Think of the repeated times in American history in which black wealth, black success, black towns, black people, were destroyed for the sake of preserving the racial status quo, such as the utter destruction of Greenwood, Oklahoma, in 1921.
Think about how jaw-droppingly amazing – and lucky – the few black folks who “made it” had to be. Think about how much more they had to do, all while still getting not as much for their trouble. I’ve lived those inequities, and I’m 50 years removed from the events of Hidden Figures.
Katherine Johnson, in the film’s big-Hollywood-speech moment, notes that the NASA dress code allows women only a string of pearls to wear, but the black workers aren’t paid enough to afford them. (That’s right: economic issues are identity politics, too.)
With all of this in mind, then, consider how insulting it then must be when those of us who somehow beat the odds are told we should be grateful. As if someone handed this to us and allowed us to have something. Hidden Figures even gives Dunst’s character, Mitchell, that classic line of white paternalism and supremacist thinking.
Hell, Dorothy Vaughan had to steal a book on computer programming from the library because the book wasn’t kept in the colored section. She had to steal a book her taxes paid for that library to own, but kept from her.
So excuse me if I get teary-eyed when John Glenn asks for the re-entry calculations to come only from Katherine Johnson.
Pardon me if I swell with pride when women in colored computers walk en masse to those new IBMs, a parade of relaxed hair and kitten heels, armed with the knowledge from that stolen library book on Fortran coding.

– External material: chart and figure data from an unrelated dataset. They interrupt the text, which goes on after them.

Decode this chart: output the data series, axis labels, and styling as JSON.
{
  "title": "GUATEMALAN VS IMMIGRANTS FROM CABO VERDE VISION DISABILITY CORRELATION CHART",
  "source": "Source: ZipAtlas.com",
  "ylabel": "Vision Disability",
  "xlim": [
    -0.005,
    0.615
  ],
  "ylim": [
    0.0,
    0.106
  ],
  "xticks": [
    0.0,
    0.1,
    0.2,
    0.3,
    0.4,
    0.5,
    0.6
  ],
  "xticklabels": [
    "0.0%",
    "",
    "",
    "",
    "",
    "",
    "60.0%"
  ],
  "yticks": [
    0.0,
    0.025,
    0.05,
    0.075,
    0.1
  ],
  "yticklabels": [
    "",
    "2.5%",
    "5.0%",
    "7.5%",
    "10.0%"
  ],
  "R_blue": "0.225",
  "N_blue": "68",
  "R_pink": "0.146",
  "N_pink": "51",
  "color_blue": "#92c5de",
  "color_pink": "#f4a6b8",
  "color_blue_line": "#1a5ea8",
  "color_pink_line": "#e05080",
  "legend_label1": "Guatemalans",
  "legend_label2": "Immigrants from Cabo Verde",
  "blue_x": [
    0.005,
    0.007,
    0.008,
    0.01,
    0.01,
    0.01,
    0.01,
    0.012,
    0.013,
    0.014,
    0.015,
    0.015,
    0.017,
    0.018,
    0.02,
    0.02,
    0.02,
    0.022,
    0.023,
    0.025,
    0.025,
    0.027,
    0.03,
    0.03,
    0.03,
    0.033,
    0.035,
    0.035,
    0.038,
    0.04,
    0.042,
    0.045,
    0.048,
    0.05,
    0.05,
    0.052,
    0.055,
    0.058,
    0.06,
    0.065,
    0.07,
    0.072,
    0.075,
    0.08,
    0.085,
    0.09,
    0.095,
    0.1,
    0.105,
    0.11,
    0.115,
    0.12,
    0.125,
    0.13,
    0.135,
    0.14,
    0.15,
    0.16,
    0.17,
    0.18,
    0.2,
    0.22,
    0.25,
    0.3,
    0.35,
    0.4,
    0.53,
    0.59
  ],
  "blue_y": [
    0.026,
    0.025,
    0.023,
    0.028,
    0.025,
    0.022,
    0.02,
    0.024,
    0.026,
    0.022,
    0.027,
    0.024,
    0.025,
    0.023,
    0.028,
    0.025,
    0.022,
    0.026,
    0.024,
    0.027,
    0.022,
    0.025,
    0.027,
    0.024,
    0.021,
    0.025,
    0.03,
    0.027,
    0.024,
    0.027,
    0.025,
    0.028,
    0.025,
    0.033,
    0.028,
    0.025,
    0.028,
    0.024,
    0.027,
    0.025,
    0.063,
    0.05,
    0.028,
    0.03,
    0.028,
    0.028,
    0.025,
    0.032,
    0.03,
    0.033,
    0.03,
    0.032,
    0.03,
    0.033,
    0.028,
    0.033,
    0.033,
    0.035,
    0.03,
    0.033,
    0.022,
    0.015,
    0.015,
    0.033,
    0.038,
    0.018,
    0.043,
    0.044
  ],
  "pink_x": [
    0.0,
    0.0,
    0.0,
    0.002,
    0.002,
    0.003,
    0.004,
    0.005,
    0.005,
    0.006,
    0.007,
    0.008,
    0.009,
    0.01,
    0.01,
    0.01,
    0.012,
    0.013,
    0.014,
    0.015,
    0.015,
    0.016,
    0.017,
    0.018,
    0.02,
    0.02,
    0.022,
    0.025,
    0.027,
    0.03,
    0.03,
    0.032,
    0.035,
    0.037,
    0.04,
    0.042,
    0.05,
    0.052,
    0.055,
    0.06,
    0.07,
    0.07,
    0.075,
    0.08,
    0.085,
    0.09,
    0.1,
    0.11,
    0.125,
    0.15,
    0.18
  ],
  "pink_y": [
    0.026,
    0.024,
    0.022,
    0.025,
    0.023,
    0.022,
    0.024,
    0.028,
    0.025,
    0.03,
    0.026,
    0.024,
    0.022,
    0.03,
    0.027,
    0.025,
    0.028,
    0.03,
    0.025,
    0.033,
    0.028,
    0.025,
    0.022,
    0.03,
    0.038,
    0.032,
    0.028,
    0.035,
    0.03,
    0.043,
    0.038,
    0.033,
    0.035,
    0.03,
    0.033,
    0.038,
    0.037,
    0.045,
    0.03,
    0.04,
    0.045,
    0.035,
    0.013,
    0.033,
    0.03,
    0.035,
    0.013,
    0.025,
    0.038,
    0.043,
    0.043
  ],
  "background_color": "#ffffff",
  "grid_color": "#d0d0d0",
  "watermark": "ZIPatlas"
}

Console me during Glenn’s rocket launch, as I weep for my deceased father, who was in the Air Force and helped set up the Bermuda checkpoint.
And rage with me when Johnson steps into that all-male space of the classified Friendship 7 launch meetings, only to blow everyone away with her expertise – with answers those sexist cretins could have been had.
In just this one scene of Hidden Figures, we see sexism delay historic achievement and transformational social progress.
Kinda rhymes with our times of late, doesn’t it?